According to the narrative, Moses, a Hebrew, was raised by the daughter of the Pharoah (Exodus 2:1-10). One day while Moses was out “unto his brethren,” looking “on their burdens” (v.11, KJV), he saw an Egyptian smiting a fellow Hebrew, and Moses killed the Egyptian. When the Pharoah heard about the incident, he sought to kill Moses, who immediately fled to the land of Midian, where he eventually joined Jethro’s family and settled down with Zipporah, one of Jethro’s daughters, as his wife (vv. 12-22).
The text tells us, “Now Moses kept the flock of Jethro his father-in-law, the priest of Midian: and he led the flock to the backside of the desert, and came to the mountain of God, even to Horeb. And the angel of the LORD appeared unto him in a flame of fire out of the midst of a bush: and he looked, and, behold, the bush burned with fire, and the bush was not consumed. And Moses said, ‘I will now turn aside, and see this great sight, why the bush is not burnt.’ And when the LORD saw that he turned aside to see, God called unto him out of the midst of the bush, and said, ‘Moses, Moses.’ And he said, ‘Here am I'” (Exodus 3:1-4).
Interestingly, this was the first record of God encountering Moses and vice versa. Tradition has it that Moses spent his first 40 years as an Egyptian prince and the next 40 years in Midian as a shepherd wandering the wilderness. He was fully settled into his new life, a fugitive from justice, an 80-year-old man minding his own business, when God suddenly visited him in a place where he did not believe anyone knew where he was or that anyone would ever find him. Bible scholar Joseph Benson said, “Probably there had been no appearance of God to anyone since Jacob’s descent into Egypt, above two hundred years before,” which made this appearance so remarkably unexpected.

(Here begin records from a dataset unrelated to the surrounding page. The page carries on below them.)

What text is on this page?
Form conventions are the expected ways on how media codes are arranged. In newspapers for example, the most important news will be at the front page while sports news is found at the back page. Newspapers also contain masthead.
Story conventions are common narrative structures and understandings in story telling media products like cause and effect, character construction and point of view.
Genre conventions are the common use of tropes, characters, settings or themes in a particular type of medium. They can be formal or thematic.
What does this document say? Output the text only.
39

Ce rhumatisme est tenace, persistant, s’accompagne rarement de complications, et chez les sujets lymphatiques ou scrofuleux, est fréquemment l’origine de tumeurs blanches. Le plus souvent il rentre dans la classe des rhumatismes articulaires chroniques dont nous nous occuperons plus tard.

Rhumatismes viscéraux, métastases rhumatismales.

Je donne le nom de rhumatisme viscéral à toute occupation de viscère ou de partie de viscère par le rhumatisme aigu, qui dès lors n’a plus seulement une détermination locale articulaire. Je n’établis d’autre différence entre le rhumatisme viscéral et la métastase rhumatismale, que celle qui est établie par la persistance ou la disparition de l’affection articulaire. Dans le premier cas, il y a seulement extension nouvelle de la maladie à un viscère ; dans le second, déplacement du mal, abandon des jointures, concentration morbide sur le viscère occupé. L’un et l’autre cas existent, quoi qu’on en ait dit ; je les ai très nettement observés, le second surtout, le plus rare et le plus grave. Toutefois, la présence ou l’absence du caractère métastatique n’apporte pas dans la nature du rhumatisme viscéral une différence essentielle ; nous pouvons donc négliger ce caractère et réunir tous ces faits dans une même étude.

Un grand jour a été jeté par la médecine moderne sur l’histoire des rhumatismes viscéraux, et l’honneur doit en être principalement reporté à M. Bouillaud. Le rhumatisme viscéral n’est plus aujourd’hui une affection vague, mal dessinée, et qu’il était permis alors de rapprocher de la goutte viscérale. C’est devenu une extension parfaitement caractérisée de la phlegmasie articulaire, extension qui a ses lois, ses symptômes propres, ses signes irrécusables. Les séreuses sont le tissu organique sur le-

Three things stood out for me as I reflected on the text. First, despite no previous encounters between them, God knew exactly where to find Moses when He needed to. Second, God knew who Moses was because He called him by his name. Third, if God could find Moses in the back of the wilderness, He can find you and me wherever we are. How many times have we felt that God had lost our address? That He doesn’t know where we are? In 2 Chronicles 16:9, we are reminded that “the eyes of the Lord run to and fro throughout the whole earth.” St. Anselm of Canterbury (1033-1109) was on to something when he said, “How distant you are from my sight while I am present to your sight! You are wholly present everywhere and I do not see you.” In other words, we are never out of His sight. That encourages me, and it should encourage you too. God knows where you are.